Criticism is an indirect way of saying that your needs are not being met - but if you read number 5 above, then maybe you've begun to understand that your man won't know what you want unless you tell him. If you're judging his love for you on the basis of his ability to anticipate and meet your needs without you saying what they are, well, I'm afraid you aren't likely to be very satisfied. And it won't be his fault.
7 Letting him take responsibility for your orgasm
A lot of us think that a man somehow has a responsibility to "give" a woman an orgasm during sex. After all, that's how a lot of us were brought up - that a man somehow has to look after "his" woman. And that idea extends to making sure she has an orgasm during sex.....but the truth is that women are responsible for their own orgasms. So while it might be nice for your man to help you get there, if you don't make it to orgasm through his efforts, you can always take matters into your own hands.
8 Controlling him by withdrawing sex
One of the most unhealthy things you can do in a relationship is to use sex as a weapon. This is basically a statement that you feel powerless, that you think withholding sex is the only way you can get what you want. Rather than trying to exert some influence over your man by denying him the pleasure of your body, try communicating directly what you want and don't want. (That might even extend to simply saying you don't feel emotionally close enough to your partner to want sex.)
9 Thinking he'll feel the same way about your body that you do
It just isn't so. Men don't attach the judgments to women's bodies that women do. So, for example, even if he thinks your butt really is a bit on the large side, it won't matter to him the way it matters to you. In fact, he probably quite likes it. And he certainly won't be put off making love, or want the lights off, because of it.
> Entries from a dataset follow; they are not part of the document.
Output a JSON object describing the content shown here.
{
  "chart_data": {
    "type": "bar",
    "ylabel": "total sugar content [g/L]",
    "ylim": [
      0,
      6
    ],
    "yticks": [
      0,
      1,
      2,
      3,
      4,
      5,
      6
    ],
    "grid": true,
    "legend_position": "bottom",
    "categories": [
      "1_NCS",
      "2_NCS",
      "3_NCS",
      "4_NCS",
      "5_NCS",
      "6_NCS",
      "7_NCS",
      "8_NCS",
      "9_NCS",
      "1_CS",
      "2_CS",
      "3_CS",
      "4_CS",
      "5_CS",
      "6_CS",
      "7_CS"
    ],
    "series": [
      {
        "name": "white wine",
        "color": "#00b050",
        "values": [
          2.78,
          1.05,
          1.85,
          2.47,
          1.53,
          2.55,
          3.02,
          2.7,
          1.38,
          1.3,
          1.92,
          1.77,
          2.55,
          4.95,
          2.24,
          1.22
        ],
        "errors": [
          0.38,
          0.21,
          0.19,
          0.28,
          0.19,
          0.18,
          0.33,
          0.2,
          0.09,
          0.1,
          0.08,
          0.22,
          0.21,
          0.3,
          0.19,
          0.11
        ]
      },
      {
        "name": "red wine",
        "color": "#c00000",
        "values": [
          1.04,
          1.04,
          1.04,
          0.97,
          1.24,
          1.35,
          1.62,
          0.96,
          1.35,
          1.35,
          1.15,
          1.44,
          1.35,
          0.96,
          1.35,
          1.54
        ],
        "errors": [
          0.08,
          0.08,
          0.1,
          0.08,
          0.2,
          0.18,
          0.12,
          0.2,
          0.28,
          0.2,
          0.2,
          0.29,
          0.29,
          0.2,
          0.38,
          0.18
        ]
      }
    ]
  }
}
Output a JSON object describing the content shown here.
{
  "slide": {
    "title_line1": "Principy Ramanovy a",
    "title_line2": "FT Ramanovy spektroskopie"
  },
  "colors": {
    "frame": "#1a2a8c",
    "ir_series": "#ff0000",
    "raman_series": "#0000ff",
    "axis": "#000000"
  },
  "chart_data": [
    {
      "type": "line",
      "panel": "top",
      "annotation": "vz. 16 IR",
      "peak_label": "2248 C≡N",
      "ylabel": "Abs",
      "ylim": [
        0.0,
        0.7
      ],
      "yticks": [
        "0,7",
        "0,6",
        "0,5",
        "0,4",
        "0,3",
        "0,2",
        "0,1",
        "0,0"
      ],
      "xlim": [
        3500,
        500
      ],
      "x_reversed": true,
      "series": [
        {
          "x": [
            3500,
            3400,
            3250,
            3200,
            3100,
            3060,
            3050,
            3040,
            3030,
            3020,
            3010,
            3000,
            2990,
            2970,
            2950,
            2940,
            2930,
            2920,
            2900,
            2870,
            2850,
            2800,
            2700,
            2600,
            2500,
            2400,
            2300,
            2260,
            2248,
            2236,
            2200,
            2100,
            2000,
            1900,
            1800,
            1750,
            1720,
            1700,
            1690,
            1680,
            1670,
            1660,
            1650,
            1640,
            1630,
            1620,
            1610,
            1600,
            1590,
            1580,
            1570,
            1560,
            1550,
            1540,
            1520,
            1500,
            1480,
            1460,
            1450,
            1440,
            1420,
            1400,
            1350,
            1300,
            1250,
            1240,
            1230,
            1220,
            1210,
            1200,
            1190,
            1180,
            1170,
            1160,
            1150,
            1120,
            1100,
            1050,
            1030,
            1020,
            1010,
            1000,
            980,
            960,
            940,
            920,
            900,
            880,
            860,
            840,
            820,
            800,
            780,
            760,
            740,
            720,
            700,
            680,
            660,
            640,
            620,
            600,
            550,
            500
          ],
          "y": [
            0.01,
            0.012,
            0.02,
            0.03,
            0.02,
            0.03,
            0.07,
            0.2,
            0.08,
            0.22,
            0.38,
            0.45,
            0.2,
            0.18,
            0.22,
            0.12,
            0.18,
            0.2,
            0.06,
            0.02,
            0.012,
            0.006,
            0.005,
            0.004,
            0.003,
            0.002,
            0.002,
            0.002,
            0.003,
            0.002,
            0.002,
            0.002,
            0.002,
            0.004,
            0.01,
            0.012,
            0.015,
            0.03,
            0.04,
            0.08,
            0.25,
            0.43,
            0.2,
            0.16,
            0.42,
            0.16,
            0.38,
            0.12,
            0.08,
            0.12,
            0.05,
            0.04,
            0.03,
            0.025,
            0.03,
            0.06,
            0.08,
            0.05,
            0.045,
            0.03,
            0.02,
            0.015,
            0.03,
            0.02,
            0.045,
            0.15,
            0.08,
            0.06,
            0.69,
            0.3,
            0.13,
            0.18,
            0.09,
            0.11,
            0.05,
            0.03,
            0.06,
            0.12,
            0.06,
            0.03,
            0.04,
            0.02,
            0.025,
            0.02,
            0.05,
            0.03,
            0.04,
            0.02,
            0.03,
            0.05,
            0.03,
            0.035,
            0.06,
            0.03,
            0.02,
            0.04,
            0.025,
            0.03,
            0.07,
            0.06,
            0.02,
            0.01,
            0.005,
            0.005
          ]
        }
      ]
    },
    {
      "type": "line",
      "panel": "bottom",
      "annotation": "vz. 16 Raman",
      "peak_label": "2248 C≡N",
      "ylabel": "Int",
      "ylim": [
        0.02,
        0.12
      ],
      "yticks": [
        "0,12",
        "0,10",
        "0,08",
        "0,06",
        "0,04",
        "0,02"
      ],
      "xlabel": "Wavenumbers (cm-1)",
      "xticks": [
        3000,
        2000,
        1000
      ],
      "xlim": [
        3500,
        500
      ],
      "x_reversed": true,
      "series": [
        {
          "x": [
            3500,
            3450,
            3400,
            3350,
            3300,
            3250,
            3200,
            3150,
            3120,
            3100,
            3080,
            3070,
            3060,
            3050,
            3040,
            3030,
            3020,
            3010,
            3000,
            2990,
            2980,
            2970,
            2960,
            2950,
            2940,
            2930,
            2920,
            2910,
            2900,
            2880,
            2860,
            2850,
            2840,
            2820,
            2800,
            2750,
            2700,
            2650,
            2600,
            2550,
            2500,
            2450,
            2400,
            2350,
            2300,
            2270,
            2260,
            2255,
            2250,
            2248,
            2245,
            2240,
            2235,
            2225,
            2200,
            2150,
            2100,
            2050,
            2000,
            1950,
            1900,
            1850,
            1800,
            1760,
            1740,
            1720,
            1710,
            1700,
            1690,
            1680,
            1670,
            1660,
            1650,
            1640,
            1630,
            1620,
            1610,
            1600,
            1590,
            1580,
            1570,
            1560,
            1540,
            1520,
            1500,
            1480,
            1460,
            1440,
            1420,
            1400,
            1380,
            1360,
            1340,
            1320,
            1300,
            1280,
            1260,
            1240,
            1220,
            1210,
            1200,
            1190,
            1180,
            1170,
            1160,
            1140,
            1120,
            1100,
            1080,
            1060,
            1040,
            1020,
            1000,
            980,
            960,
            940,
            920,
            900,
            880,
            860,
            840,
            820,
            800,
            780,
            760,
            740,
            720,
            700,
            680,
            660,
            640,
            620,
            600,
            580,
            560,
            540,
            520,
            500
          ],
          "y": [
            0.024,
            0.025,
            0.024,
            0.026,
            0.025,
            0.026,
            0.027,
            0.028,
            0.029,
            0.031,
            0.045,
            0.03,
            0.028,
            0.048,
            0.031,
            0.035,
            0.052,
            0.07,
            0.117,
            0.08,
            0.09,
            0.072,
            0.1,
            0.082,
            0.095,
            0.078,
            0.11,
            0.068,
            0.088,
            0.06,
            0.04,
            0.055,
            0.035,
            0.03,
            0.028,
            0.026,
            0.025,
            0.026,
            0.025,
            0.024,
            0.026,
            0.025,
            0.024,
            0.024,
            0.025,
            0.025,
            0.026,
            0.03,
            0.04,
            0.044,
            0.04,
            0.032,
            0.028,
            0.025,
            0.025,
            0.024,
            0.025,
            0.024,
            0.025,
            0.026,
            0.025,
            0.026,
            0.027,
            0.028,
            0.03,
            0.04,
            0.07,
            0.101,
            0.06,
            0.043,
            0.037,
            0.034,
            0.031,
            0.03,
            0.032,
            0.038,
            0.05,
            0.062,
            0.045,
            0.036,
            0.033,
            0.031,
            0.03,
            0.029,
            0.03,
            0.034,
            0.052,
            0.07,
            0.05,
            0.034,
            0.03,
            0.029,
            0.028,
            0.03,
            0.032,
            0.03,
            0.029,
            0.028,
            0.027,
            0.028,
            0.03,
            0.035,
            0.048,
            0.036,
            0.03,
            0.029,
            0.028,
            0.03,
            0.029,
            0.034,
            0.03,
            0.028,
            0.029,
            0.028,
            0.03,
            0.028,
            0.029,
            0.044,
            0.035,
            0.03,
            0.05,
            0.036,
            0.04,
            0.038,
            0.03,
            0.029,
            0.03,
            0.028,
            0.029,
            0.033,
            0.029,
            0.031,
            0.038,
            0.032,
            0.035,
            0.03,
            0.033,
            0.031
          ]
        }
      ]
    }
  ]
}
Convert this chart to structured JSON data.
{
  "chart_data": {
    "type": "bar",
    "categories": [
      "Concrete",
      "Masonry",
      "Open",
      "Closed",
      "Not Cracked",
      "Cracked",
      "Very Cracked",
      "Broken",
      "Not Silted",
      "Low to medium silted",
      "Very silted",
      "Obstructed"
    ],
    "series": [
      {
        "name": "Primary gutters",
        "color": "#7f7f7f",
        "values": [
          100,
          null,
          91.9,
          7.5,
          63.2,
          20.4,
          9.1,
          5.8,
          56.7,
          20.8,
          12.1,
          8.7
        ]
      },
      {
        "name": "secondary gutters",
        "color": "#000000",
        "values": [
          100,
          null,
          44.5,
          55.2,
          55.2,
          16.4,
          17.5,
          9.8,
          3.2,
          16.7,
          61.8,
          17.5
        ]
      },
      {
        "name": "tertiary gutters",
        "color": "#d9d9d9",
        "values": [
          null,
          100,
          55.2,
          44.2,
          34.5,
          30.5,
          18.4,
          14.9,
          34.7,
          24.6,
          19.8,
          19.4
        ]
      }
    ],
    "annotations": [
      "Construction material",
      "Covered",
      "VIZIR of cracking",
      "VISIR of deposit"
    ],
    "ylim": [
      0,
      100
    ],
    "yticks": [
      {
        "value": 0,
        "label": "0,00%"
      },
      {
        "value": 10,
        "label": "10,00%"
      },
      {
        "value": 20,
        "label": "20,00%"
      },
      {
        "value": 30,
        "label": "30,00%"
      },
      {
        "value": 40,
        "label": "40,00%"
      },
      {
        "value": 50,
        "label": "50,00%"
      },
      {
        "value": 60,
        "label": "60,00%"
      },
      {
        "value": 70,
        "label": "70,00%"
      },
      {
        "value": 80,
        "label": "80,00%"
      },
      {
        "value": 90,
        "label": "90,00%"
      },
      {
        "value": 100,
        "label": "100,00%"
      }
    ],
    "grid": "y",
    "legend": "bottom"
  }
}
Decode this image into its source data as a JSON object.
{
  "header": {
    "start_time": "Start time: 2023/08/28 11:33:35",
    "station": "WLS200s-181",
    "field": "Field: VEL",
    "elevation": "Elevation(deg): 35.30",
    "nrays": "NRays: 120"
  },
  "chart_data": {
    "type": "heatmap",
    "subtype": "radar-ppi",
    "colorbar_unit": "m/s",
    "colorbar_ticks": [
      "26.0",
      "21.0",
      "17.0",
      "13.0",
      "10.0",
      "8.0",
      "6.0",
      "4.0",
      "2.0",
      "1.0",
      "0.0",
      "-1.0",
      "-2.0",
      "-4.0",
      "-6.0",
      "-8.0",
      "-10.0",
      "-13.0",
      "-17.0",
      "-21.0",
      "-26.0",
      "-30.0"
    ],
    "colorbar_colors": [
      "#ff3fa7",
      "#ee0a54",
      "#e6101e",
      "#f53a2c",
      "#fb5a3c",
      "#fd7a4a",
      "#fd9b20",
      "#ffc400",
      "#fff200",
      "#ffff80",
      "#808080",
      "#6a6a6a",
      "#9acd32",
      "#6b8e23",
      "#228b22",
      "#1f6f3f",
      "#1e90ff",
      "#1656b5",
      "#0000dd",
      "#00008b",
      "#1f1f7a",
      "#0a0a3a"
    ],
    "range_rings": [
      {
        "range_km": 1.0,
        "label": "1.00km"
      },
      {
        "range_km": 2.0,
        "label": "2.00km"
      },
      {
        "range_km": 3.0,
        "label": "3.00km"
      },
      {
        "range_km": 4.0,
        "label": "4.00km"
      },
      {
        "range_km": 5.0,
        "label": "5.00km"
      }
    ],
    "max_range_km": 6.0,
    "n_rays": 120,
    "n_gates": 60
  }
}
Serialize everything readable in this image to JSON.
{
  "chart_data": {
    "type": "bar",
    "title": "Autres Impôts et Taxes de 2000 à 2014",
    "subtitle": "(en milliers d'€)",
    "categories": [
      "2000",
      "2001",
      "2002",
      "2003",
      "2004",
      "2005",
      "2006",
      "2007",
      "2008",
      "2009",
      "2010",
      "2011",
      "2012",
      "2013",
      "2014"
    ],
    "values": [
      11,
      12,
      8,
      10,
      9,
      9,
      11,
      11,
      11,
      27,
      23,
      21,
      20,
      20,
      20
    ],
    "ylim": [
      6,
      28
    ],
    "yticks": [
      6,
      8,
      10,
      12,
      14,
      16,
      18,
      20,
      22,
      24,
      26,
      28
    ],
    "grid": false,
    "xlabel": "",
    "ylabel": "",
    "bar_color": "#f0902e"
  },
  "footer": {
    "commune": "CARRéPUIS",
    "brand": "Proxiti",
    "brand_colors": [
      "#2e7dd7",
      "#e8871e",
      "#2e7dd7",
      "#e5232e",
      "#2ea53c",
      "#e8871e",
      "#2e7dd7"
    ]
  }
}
While you waste time and emotional energy wondering if you're completely undesirable because of some aspect of your body, he'll never give it a second thought. It's women who judge their bodies, I think for the sake of comparison with other women, not men.
10 Not making up with sex after an argument
Well, yes, I know that a lot of couples do make up with sex when they've had an argument, but in fact many more don't. As I said above, most women think that they need to be feeling loving and emotionally close before they want sex. Yet I've met a lot of couples in my work as a sexual therapist who have found that taking the risk and jumping into bed can work really well as a way of getting close again.
Even if you don't feel sexy or loving when you start making love, after a while the simple act of being physically connected in bed can really change the way you feel about each other. The other way of settling an argument (that's talking, seeking understanding, and thrashing out how you feel) is fine: but once in a while try a more direct method of getting your feelings back on track - just go to bed together!